Several have argued that there will be another pull back, one has been willing to date it. History strongly suggest another 10% pull back is near, I don't know how near. 25% and greater pull backs have a catalyst which only a few are wise enough to see in advance and everyone agrees after the fact that we should have seen it coming. More importantly even fewer have the investing fortitude to intelligently capitalize on those inflection points. History tells us very few folks who do see the last catalyst in advance get the next one correct.
So we all agree the market can and will go down. The burning question is what to do about it. Most 10% - 25% pullbacks/downturns/collapses recover in 3 years or less. If you are willing to wait 3ish years to let your money sit and recover while you cash your dividends then that is a perfectly acceptable way to invest. This is an opportunity risk, you have the opportunity to fail to earn dividends by going to cash while the market sorts a few things out. It is perfectly acceptable to accept that opportunity risk and stand on the sidelines if you cannot stomach that risk, if and only if you have a viable method of putting your money back to work.
It is also important to note that "Markets" are macro while individual companies are "Micro" and Micro and Macro don't often move together cleanly. We have a macro inflation number that does not match my inflation number, my inflation number does not match that of my neighbor and so on. If you do the analysis you will find that some companies experience only temporary, measured in months or quarters, losses during 10% - 25% pull backs. In fact there are always companies that power right on through the 10% pull backs. AAPL ignored the spring swoons that caused so much drama on T.V., radio and the Web the last few years.

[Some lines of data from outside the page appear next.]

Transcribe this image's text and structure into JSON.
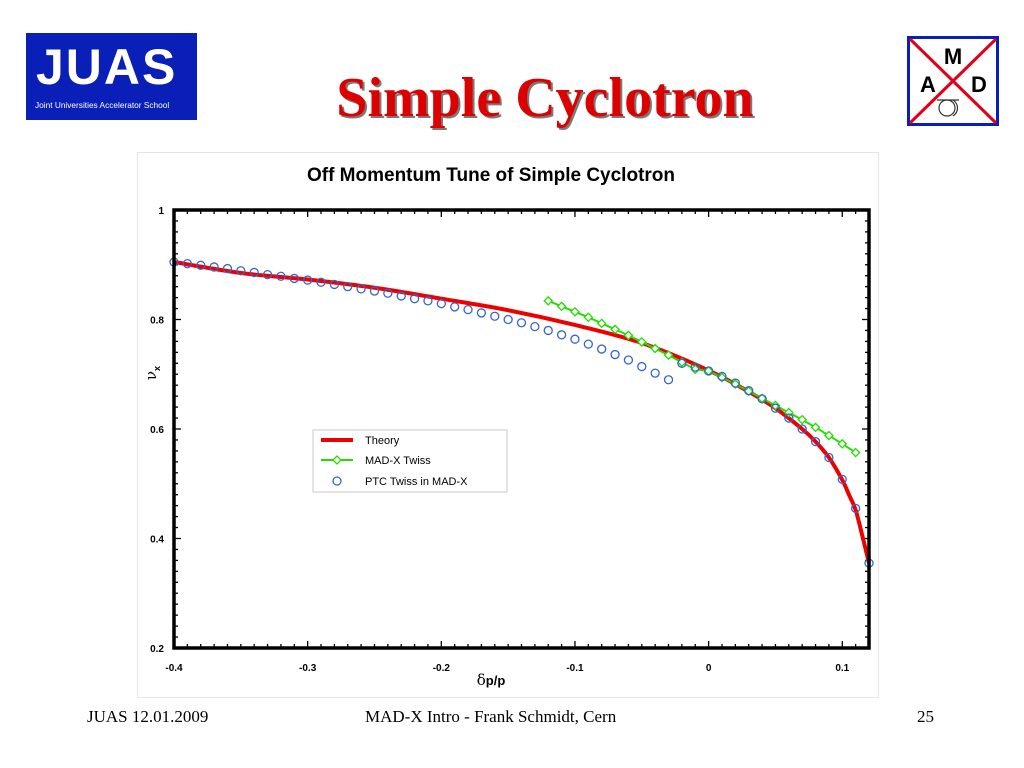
{
  "header": {
    "logo_left_big": "JUAS",
    "logo_left_small": "Joint Universities Accelerator School",
    "title": "Simple Cyclotron",
    "logo_right": {
      "top": "M",
      "left": "A",
      "right": "D"
    }
  },
  "footer": {
    "left": "JUAS 12.01.2009",
    "center": "MAD-X Intro - Frank Schmidt, Cern",
    "right": "25"
  },
  "colors": {
    "title": "#dd0000",
    "logo_blue": "#0a1fb8",
    "logo_red": "#e0001a",
    "theory": "#ee0000",
    "madx": "#22dd00",
    "ptc": "#3366cc"
  },
  "chart_data": {
    "type": "line",
    "title": "Off Momentum Tune of Simple Cyclotron",
    "xlabel_greek": "δ",
    "xlabel": "p/p",
    "ylabel_greek": "ν",
    "ylabel_sub": "x",
    "xlim": [
      -0.4,
      0.12
    ],
    "ylim": [
      0.2,
      1.0
    ],
    "xticks": [
      -0.4,
      -0.3,
      -0.2,
      -0.1,
      0,
      0.1
    ],
    "xtick_labels": [
      "-0.4",
      "-0.3",
      "-0.2",
      "-0.1",
      "0",
      "0.1"
    ],
    "yticks": [
      0.2,
      0.4,
      0.6,
      0.8,
      1.0
    ],
    "ytick_labels": [
      "0.2",
      "0.4",
      "0.6",
      "0.8",
      "1"
    ],
    "grid": false,
    "legend_position": "center-left",
    "series": [
      {
        "name": "Theory",
        "marker": "none",
        "x": [
          -0.4,
          -0.35,
          -0.3,
          -0.25,
          -0.2,
          -0.15,
          -0.1,
          -0.05,
          0.0,
          0.03,
          0.05,
          0.07,
          0.08,
          0.09,
          0.1,
          0.105,
          0.11,
          0.115,
          0.12
        ],
        "y": [
          0.905,
          0.885,
          0.873,
          0.858,
          0.838,
          0.817,
          0.79,
          0.757,
          0.707,
          0.668,
          0.638,
          0.6,
          0.577,
          0.548,
          0.507,
          0.48,
          0.452,
          0.405,
          0.355
        ]
      },
      {
        "name": "MAD-X Twiss",
        "marker": "diamond",
        "x": [
          -0.12,
          -0.11,
          -0.1,
          -0.09,
          -0.08,
          -0.07,
          -0.06,
          -0.05,
          -0.04,
          -0.03,
          -0.02,
          -0.01,
          0.0,
          0.01,
          0.02,
          0.03,
          0.04,
          0.05,
          0.06,
          0.07,
          0.08,
          0.09,
          0.1,
          0.11
        ],
        "y": [
          0.834,
          0.824,
          0.814,
          0.804,
          0.793,
          0.782,
          0.771,
          0.759,
          0.747,
          0.735,
          0.722,
          0.709,
          0.706,
          0.694,
          0.682,
          0.669,
          0.656,
          0.643,
          0.63,
          0.617,
          0.603,
          0.588,
          0.573,
          0.557
        ]
      },
      {
        "name": "PTC Twiss in MAD-X",
        "marker": "circle",
        "x": [
          -0.4,
          -0.39,
          -0.38,
          -0.37,
          -0.36,
          -0.35,
          -0.34,
          -0.33,
          -0.32,
          -0.31,
          -0.3,
          -0.29,
          -0.28,
          -0.27,
          -0.26,
          -0.25,
          -0.24,
          -0.23,
          -0.22,
          -0.21,
          -0.2,
          -0.19,
          -0.18,
          -0.17,
          -0.16,
          -0.15,
          -0.14,
          -0.13,
          -0.12,
          -0.11,
          -0.1,
          -0.09,
          -0.08,
          -0.07,
          -0.06,
          -0.05,
          -0.04,
          -0.03,
          -0.02,
          -0.01,
          0.0,
          0.01,
          0.02,
          0.03,
          0.04,
          0.05,
          0.06,
          0.07,
          0.08,
          0.09,
          0.1,
          0.11,
          0.12
        ],
        "y": [
          0.905,
          0.902,
          0.899,
          0.896,
          0.893,
          0.889,
          0.886,
          0.882,
          0.879,
          0.875,
          0.872,
          0.868,
          0.864,
          0.86,
          0.856,
          0.852,
          0.848,
          0.843,
          0.838,
          0.834,
          0.829,
          0.823,
          0.818,
          0.812,
          0.806,
          0.8,
          0.794,
          0.787,
          0.78,
          0.772,
          0.764,
          0.755,
          0.746,
          0.736,
          0.726,
          0.714,
          0.702,
          0.69,
          0.72,
          0.713,
          0.706,
          0.696,
          0.684,
          0.67,
          0.655,
          0.638,
          0.62,
          0.6,
          0.577,
          0.548,
          0.508,
          0.455,
          0.355
        ]
      }
    ]
  }
}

In the end you need to decide what you are going to do and how you are going to do it. I know I'm going to be wrong often enough that I have built into my system ways to limit my mistakes. I don't bet all in, so I am never all in cash or all in the markets I am not willing to accept that binary risk or being completely right or completely wrong. I'm not smart enough to get that right.
So here are the very basics of an investing system.
Preventing losses is more important than gains
A way to select good companies(stocks) from bad
A way to price the good companies that is in your favor
A way to decide when to keep good companies
A way to decide when to sell good companies
Within the 4 "ways" there are dozens of good and solid means of accomplishing those tasks. The "best" one(s) for you are the ones you understand and can apply consistently even when your emotions over your money are running a little high.